Beltane                                                                                  Cancer Moon

cancer songSpent yesterday and Saturday reorganizing the loft, continuing work in the Intensive Journal. Oh, and made a meatloaf. Better than my mom’s. I printed a copy of Jennie’s Dead as it is so far, about 50,000 words, found my third draft of Superior Wolf, and pulled out the Phantom Queen which I haven’t seen in years. Today and tomorrow I’m going to file the remaining documents from CBE religious school, mussar, First Sundays. Then, I’m going to take each book that is piled up near my chairs, give the top ten priority for reading, and shelve the rest.

In order to create the revised Superior Wolf I’m going to read books featuring werewolves, about wolves and the middle ages, about wolves. I want this draft to be more like The Historian or Jonathan Strange and Mr. Norrel in its scope, perhaps with a bit of Moby Dick. I had this ambition for Superior Wolf to begin with, but let the task of finishing get in the way. This time, more patience, please.

Today is Kate’s appointment with Dr. Gupta. The lung diagnosis and the fitness for surgery assessment. A big deal, in other words. Later in the day is her coronation, four permanent crowns. Queen Kate.
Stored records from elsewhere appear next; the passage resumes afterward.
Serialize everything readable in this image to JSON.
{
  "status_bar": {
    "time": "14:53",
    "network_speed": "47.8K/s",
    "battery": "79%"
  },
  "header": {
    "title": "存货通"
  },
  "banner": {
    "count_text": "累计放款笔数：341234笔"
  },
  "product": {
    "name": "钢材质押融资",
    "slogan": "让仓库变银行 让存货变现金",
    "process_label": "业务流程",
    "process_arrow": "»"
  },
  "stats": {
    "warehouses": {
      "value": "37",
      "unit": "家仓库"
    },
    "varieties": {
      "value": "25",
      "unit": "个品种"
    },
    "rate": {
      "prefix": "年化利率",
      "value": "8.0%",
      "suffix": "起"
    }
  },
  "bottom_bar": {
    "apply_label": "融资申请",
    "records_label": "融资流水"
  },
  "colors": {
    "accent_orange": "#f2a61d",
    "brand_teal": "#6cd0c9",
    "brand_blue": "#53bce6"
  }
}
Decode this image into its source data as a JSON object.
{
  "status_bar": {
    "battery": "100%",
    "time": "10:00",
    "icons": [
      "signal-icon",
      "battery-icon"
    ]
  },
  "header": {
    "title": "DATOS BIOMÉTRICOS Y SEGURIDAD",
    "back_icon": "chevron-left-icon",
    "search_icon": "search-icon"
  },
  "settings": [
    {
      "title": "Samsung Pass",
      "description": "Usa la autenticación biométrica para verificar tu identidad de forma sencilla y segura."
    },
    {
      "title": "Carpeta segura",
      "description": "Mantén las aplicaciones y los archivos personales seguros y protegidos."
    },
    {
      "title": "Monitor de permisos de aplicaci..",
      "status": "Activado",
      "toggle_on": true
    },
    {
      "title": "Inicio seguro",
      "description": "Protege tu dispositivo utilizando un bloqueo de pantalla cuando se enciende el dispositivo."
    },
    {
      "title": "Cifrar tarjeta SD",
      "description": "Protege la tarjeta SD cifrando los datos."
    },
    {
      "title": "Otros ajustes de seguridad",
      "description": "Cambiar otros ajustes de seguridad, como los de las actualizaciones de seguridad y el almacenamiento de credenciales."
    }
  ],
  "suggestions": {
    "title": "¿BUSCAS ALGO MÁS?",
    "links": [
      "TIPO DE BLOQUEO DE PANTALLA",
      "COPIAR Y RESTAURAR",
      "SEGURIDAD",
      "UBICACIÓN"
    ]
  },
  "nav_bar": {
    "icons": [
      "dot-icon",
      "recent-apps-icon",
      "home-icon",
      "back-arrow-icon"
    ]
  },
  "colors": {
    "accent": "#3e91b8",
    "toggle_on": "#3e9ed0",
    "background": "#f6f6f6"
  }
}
cancer pet scanTomorrow the whole rising PSA matter gets lit up and scanned by the hospital’s p.e.t. machinery. Takes about 30 minutes, slowly moving from pelvis to head. This moves me from an indicator based concern, PSA, to the reality of where the cancer is now, in my body. I’m hopeful there are no metastases, of course, that whatever has returned is confined to the prostate fossa. I’m not ready for my expiration date, but, then, I suppose nobody ever really is. The best result in this case is a localized reemergence treatable with the Cyberknife.

Today I have to eat a high protein, low carb diet. No exercise 24 hours before. No caffeine 12 hours before. No food six hours before. Only water. Kate’s been going through these high stakes test for almost 8 months now. There’s a rule here. If you look, you’ll find something. Whether that something is important or not, well… It will be up to the radiation oncologists to define the significance of the pet scan. That comes on Friday at 2 pm. I feel fine, no symptoms.